1. I am one of the luckiest women in the world: I have a wonderful family, a true support system that I can turn to whenever I need help. I need to use them more often.
2. I no longer have to go to an office to work. What freedom that is. My office is in my home. I am working for two fine editors, and I love getting up each morning to work on the articles I am doing for them. My work is my passion once again, and for that I am forever thankful.
3. Yoga and meditation: They keep me grounded.
4. I have to stop being so hard on myself. Eating healthy is a journey, and I plan to take it one day at a time this spring.

I need to also remember that there is only one person in the world that has control over what goes in my mouth.

Monday, March 19, 2012

Another Monday

Yet again, I am starting over. Hate this.

Sure, life is all about do overs, but honestly, enough is enough. Today, I woke up determined to eat only great things today, and so far, so good.

But I am only halfway through the day.

Even I know that losing weight is not about one day. It's about a string of days, all filled with only good food and lots of exercise that will get me to my goal.

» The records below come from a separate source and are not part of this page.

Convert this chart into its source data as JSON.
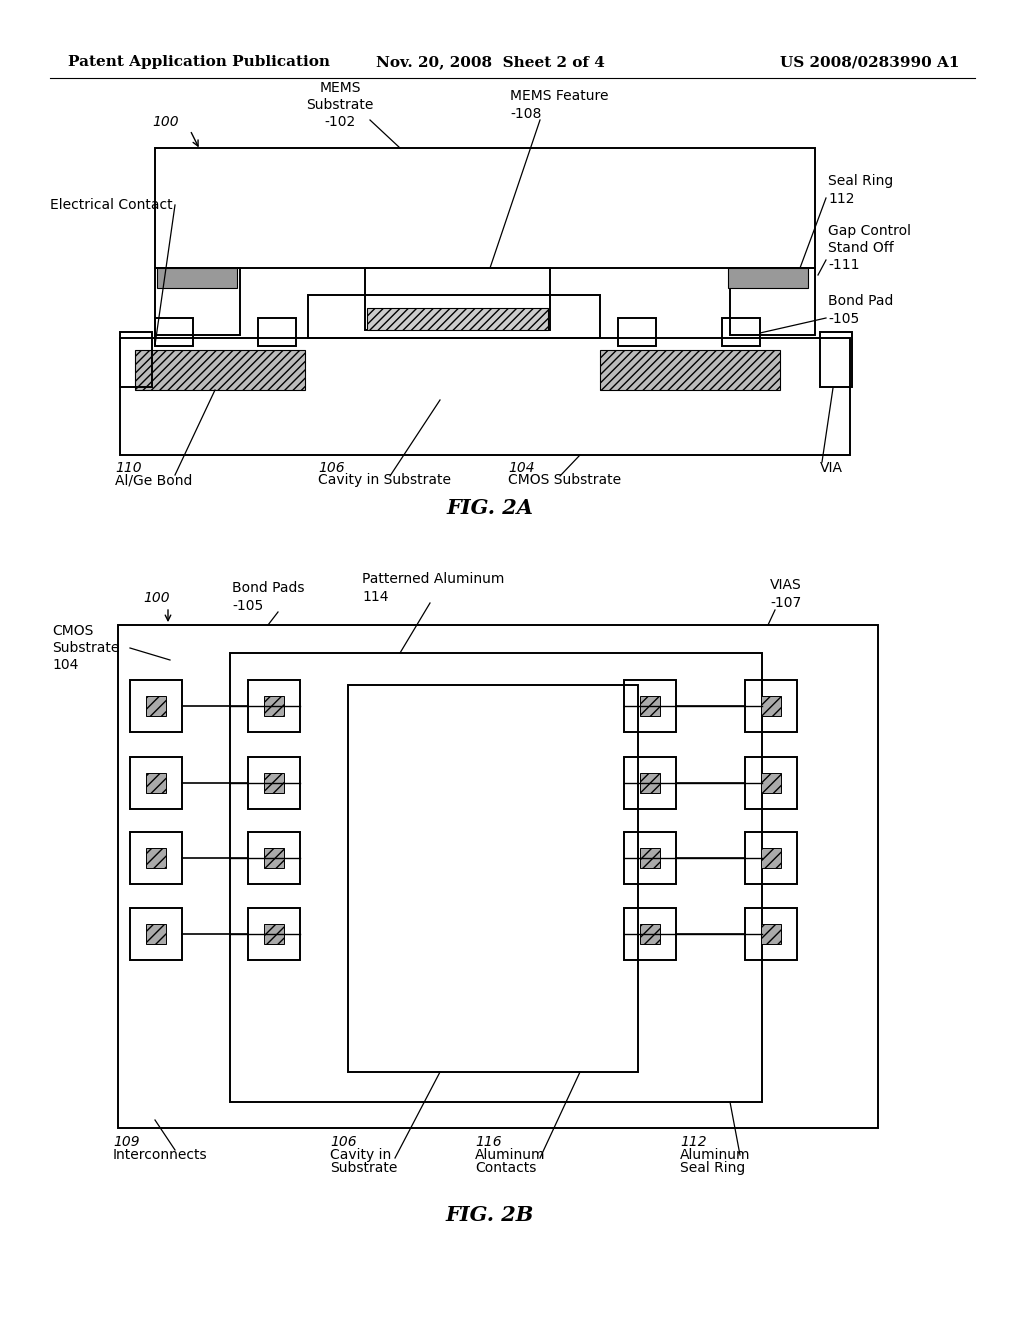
{
  "background_color": "#ffffff",
  "header_left": "Patent Application Publication",
  "header_center": "Nov. 20, 2008  Sheet 2 of 4",
  "header_right": "US 2008/0283990 A1",
  "fig2a_label": "FIG. 2A",
  "fig2b_label": "FIG. 2B",
  "lw": 1.4,
  "lc": "black",
  "fs_header": 11,
  "fs_body": 10,
  "fs_fig": 15
}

One day? That's only a start. Consistency is what counts. Seven days a week, for many months. They say it takes at least a month to develop a new habit, but once that month is over, the habit is with you to stay. I do buy into this philosophy when it comes to most things. Not eating. For me, it takes more than a month.

It will take the rest of my life.

I just reread what I wrote, and I felt as if I was slapped in my face. Yes, to lose weight, and to keep it off, will be a lifelong battle.DUH! However, there is no better day than today to begin.